現に今、馴染みの一族のパーティできっちりとしたブラックスーツを着こなしている男の存在感は群を抜いている。すっと立つ姿勢がいいのも相まって、多分本家や俺達御三家の人間よりも目立っているのは気のせいでは無い。あれほどこの男の事を貶してきた女共のさざめきのようなどよめきと言ったら見られたもんじゃなかった。


なんて見苦しく醜悪か。


流石にあからさまにモーションをかけてくるような馬鹿はいないが、これから先出てくるであろうことは容易に想像出来てしまった。

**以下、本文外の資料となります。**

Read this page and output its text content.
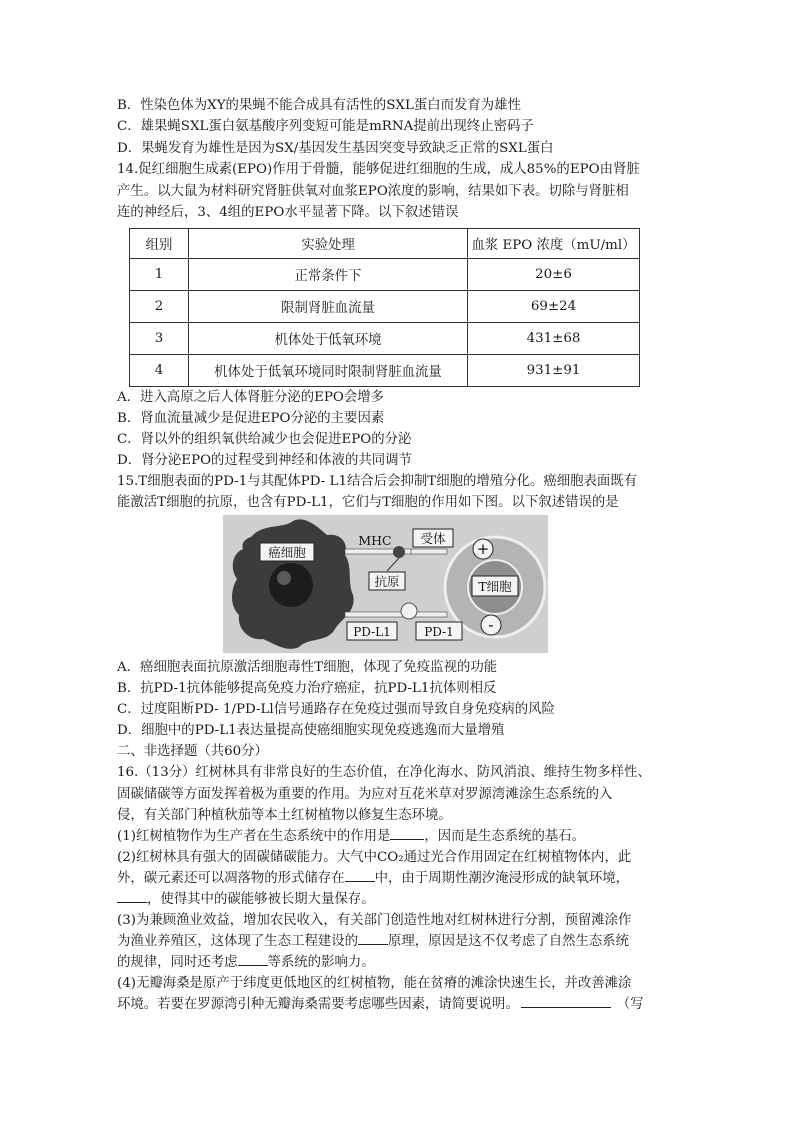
B．性染色体为XY的果蝇不能合成具有活性的SXL蛋白而发育为雄性
C．雄果蝇SXL蛋白氨基酸序列变短可能是mRNA提前出现终止密码子
D．果蝇发育为雄性是因为SX/基因发生基因突变导致缺乏正常的SXL蛋白
14.促红细胞生成素(EPO)作用于骨髓，能够促进红细胞的生成，成人85%的EPO由肾脏
产生。以大鼠为材料研究肾脏供氧对血浆EPO浓度的影响，结果如下表。切除与肾脏相
连的神经后，3、4组的EPO水平显著下降。以下叙述错误
组别	实验处理	血浆 EPO 浓度（mU/ml）
1	正常条件下	20±6
2	限制肾脏血流量	69±24
3	机体处于低氧环境	431±68
4	机体处于低氧环境同时限制肾脏血流量	931±91
A．进入高原之后人体肾脏分泌的EPO会增多
B．肾血流量减少是促进EPO分泌的主要因素
C．肾以外的组织氧供给减少也会促进EPO的分泌
D．肾分泌EPO的过程受到神经和体液的共同调节
15.T细胞表面的PD-1与其配体PD- L1结合后会抑制T细胞的增殖分化。癌细胞表面既有
能激活T细胞的抗原，也含有PD-L1，它们与T细胞的作用如下图。以下叙述错误的是
癌细胞
MHC 受体
抗原	T细胞
PD-L1	PD-1
+
-
A．癌细胞表面抗原激活细胞毒性T细胞，体现了免疫监视的功能
B．抗PD-1抗体能够提高免疫力治疗癌症，抗PD-L1抗体则相反
C．过度阻断PD- 1/PD-Ll信号通路存在免疫过强而导致自身免疫病的风险
D．细胞中的PD-L1表达量提高使癌细胞实现免疫逃逸而大量增殖
二、非选择题（共60分）
16.（13分）红树林具有非常良好的生态价值，在净化海水、防风消浪、维持生物多样性、
固碳储碳等方面发挥着极为重要的作用。为应对互花米草对罗源湾滩涂生态系统的入
侵，有关部门种植秋茄等本土红树植物以修复生态环境。
(1)红树植物作为生产者在生态系统中的作用是	，因而是生态系统的基石。
(2)红树林具有强大的固碳储碳能力。大气中CO₂通过光合作用固定在红树植物体内，此
外，碳元素还可以凋落物的形式储存在 中，由于周期性潮汐淹浸形成的缺氧环境，
，使得其中的碳能够被长期大量保存。
(3)为兼顾渔业效益，增加农民收入，有关部门创造性地对红树林进行分割，预留滩涂作
为渔业养殖区，这体现了生态工程建设的 原理，原因是这不仅考虑了自然生态系统
的规律，同时还考虑 等系统的影响力。
(4)无瓣海桑是原产于纬度更低地区的红树植物，能在贫瘠的滩涂快速生长，并改善滩涂
环境。若要在罗源湾引种无瓣海桑需要考虑哪些因素，请简要说明。	（写
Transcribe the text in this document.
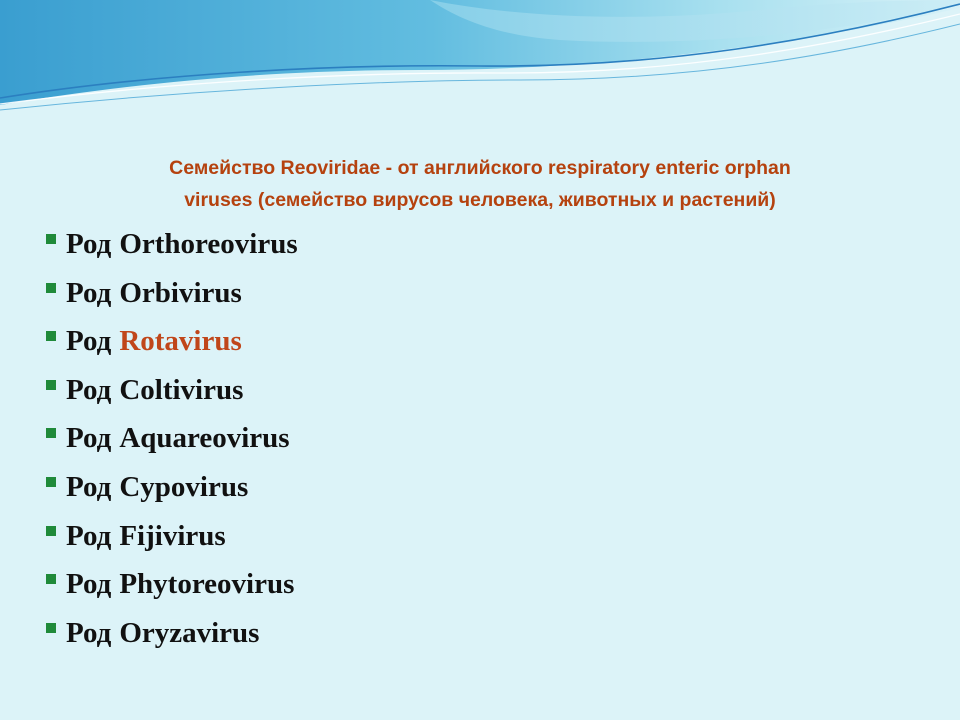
Семейство Reoviridae - от английского respiratory enteric orphan
viruses (семейство вирусов человека, животных и растений)

Род Orthoreovirus
Род Orbivirus
Род Rotavirus
Род Coltivirus
Род Aquareovirus
Род Cypovirus
Род Fijivirus
Род Phytoreovirus
Род Oryzavirus
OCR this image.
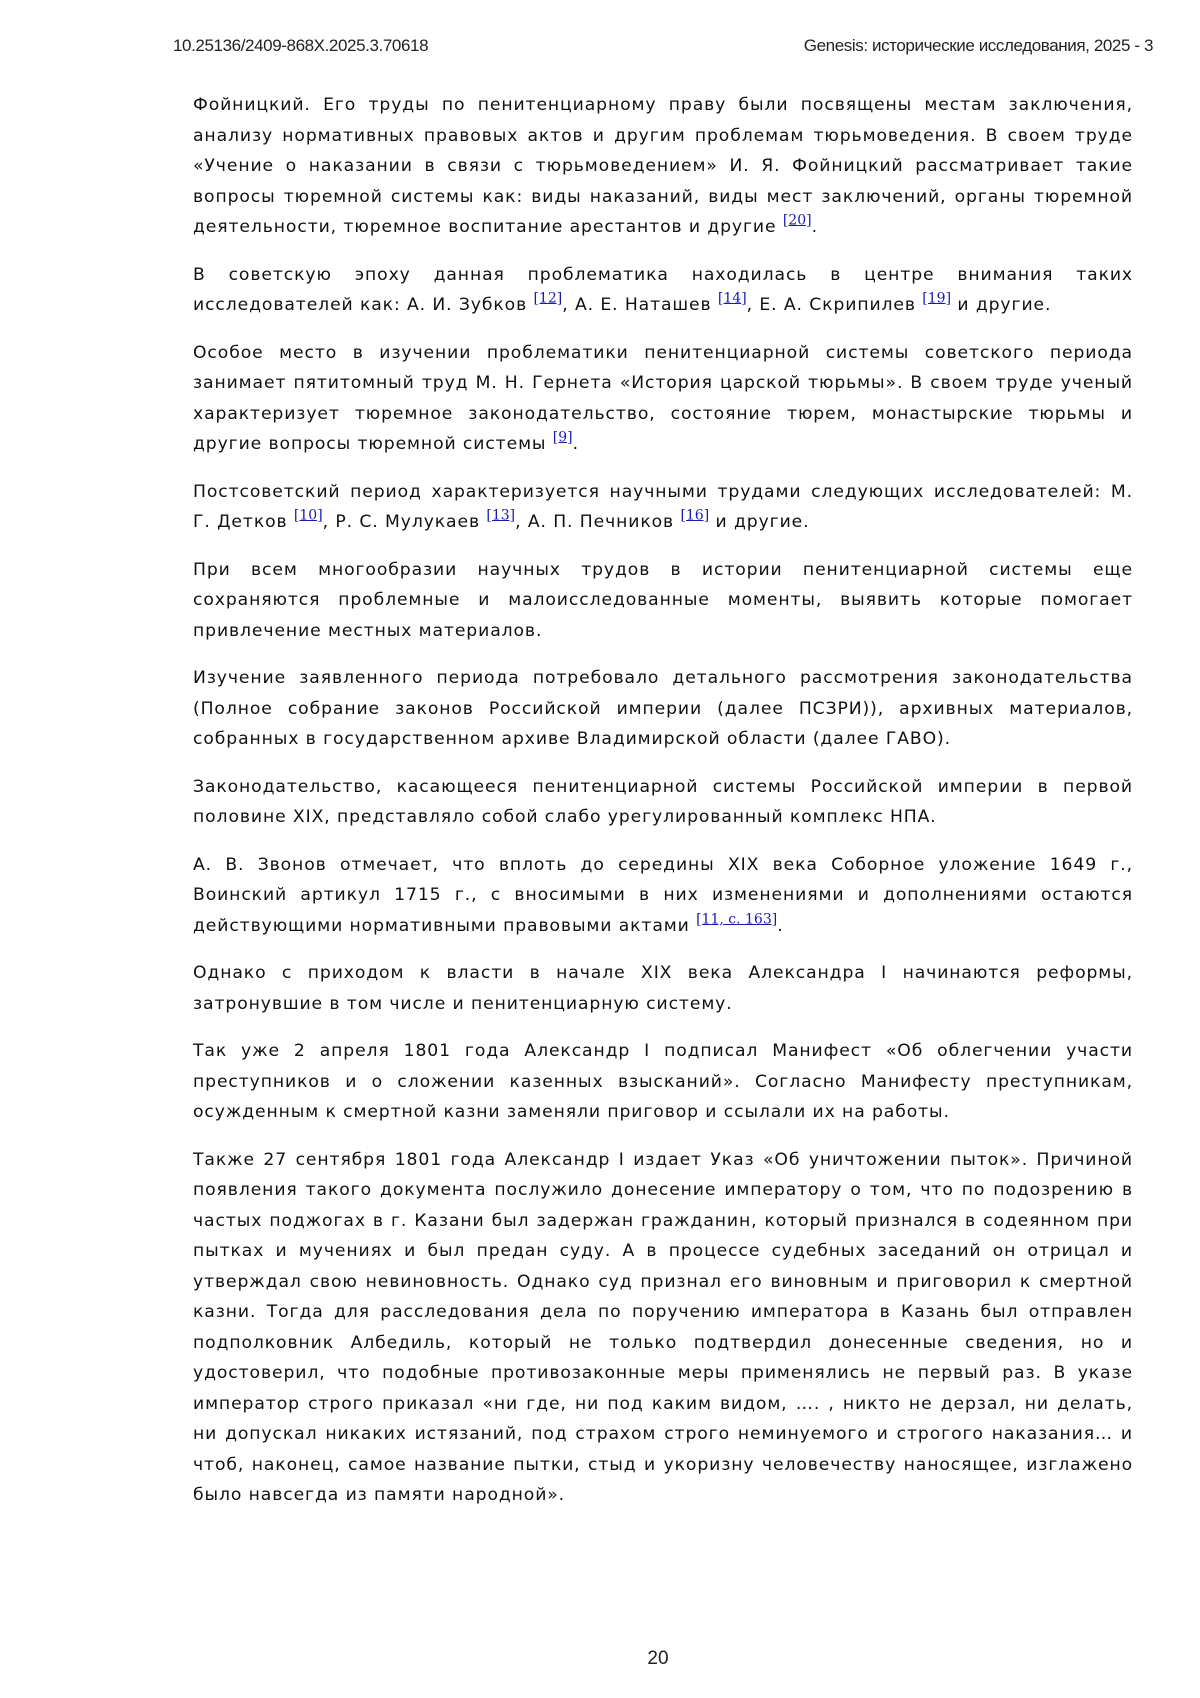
10.25136/2409-868X.2025.3.70618	Genesis: исторические исследования, 2025 - 3

Фойницкий. Его труды по пенитенциарному праву были посвящены местам заключения, анализу нормативных правовых актов и другим проблемам тюрьмоведения. В своем труде «Учение о наказании в связи с тюрьмоведением» И. Я. Фойницкий рассматривает такие вопросы тюремной системы как: виды наказаний, виды мест заключений, органы тюремной деятельности, тюремное воспитание арестантов и другие [20].

В советскую эпоху данная проблематика находилась в центре внимания таких исследователей как: А. И. Зубков [12], А. Е. Наташев [14], Е. А. Скрипилев [19] и другие.

Особое место в изучении проблематики пенитенциарной системы советского периода занимает пятитомный труд М. Н. Гернета «История царской тюрьмы». В своем труде ученый характеризует тюремное законодательство, состояние тюрем, монастырские тюрьмы и другие вопросы тюремной системы [9].

Постсоветский период характеризуется научными трудами следующих исследователей: М. Г. Детков [10], Р. С. Мулукаев [13], А. П. Печников [16] и другие.

При всем многообразии научных трудов в истории пенитенциарной системы еще сохраняются проблемные и малоисследованные моменты, выявить которые помогает привлечение местных материалов.

Изучение заявленного периода потребовало детального рассмотрения законодательства (Полное собрание законов Российской империи (далее ПСЗРИ)), архивных материалов, собранных в государственном архиве Владимирской области (далее ГАВО).

Законодательство, касающееся пенитенциарной системы Российской империи в первой половине XIX, представляло собой слабо урегулированный комплекс НПА.

А. В. Звонов отмечает, что вплоть до середины XIX века Соборное уложение 1649 г., Воинский артикул 1715 г., с вносимыми в них изменениями и дополнениями остаются действующими нормативными правовыми актами [11, с. 163].

Однако с приходом к власти в начале XIX века Александра I начинаются реформы, затронувшие в том числе и пенитенциарную систему.

Так уже 2 апреля 1801 года Александр I подписал Манифест «Об облегчении участи преступников и о сложении казенных взысканий». Согласно Манифесту преступникам, осужденным к смертной казни заменяли приговор и ссылали их на работы.

Также 27 сентября 1801 года Александр I издает Указ «Об уничтожении пыток». Причиной появления такого документа послужило донесение императору о том, что по подозрению в частых поджогах в г. Казани был задержан гражданин, который признался в содеянном при пытках и мучениях и был предан суду. А в процессе судебных заседаний он отрицал и утверждал свою невиновность. Однако суд признал его виновным и приговорил к смертной казни. Тогда для расследования дела по поручению императора в Казань был отправлен подполковник Албедиль, который не только подтвердил донесенные сведения, но и удостоверил, что подобные противозаконные меры применялись не первый раз. В указе император строго приказал «ни где, ни под каким видом, …. , никто не дерзал, ни делать, ни допускал никаких истязаний, под страхом строго неминуемого и строгого наказания… и чтоб, наконец, самое название пытки, стыд и укоризну человечеству наносящее, изглажено было навсегда из памяти народной».

20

五年間の中東赴任で培ってきた実績と経験は、こいつに自信を持たせたに違いないだろう。

とは言え、この男がその自信はおろか自身の感情を滅多に表へ出さない性質をしているせいか、その厄介な性格を知るものはほとんどいないに違いない。



敷島樹という男は実に不可思議。


穏やかに微笑んでいても、腹の中では何を考えているかわからない。その事を察知させない感情の被覆性は特化しすぎていて、正直気持ちが悪いとも思っている。

だが、樹の内面に踏み込みすぎさえしなければ十分信頼に値する男だし、こちらのケースもある程度なら飲み込んでくれる。

俗に言う『敵にしたくないタイプ』とでも言えばいいのだろうか。自分の味方であるときは優しい、気が利く、度量が大きい等々のいいとこ取り。だが、一度樹を敵にした時は周囲の味方もろとも道連れにしても全く気が咎めないほどの冷徹さも併せ持った男だ。



何故樹があれだけ御大や嵐に、その厄介な性格が知られていないか。

そもそも御大も嵐もどこか平和ボケをしているっていうのもどこかにあるが、俺は樹が育ってきた環境だと思っている。はっきり言って、今こんなに穏やかに笑っていられるほど生易しいもんじゃなかった事だけは確実に言えることだ。

あれだけの悪意と嘲笑の真っ只中に妹と二人放り出されて、精神的に完全武装しない方がおかしいだろう。ましてや敷島夫妻が亡くなった当時、樹は大学生だったが、椿はまだ小学生だった。まだ二十歳やそこらで親を亡くし、更に妹を無事に育て上げ、更には周囲の悪意から護ってやらなければいけなかった。


兄妹二人しか居なくなった敷島家を一族のほとんどが哀れみと憐憫の目で見、そして椿の婚家である鳥谷部家との婚約撤回に躍起になっていたあの頃、樹の目からはどんどん感情が削がれていったのを誰も知らない。



樹は椿を護るために、悪魔に魂を売った。



そう言われても俺は特段驚きはしない。



実際そうでしかないのだから。




「ようやく椿が婚約破棄か。長かったな」

「そうだな。これでようやく椿が苦しまなくてすむと思うとほっとする。だけど、まさか海斗さんが椿の心配してくれてたなんて意外だな。てっきり他家の事には口出ししない主義かと思ってたが」

「ま、長い付き合いだからな。…つか、お前も婚約破棄したって?おめでとう」

「ははっ、ありがとうというべきなのかな」



ふっと笑んだ樹の顔は、相変わらず目だけが笑っていない極寒地さながらの冷たさだった。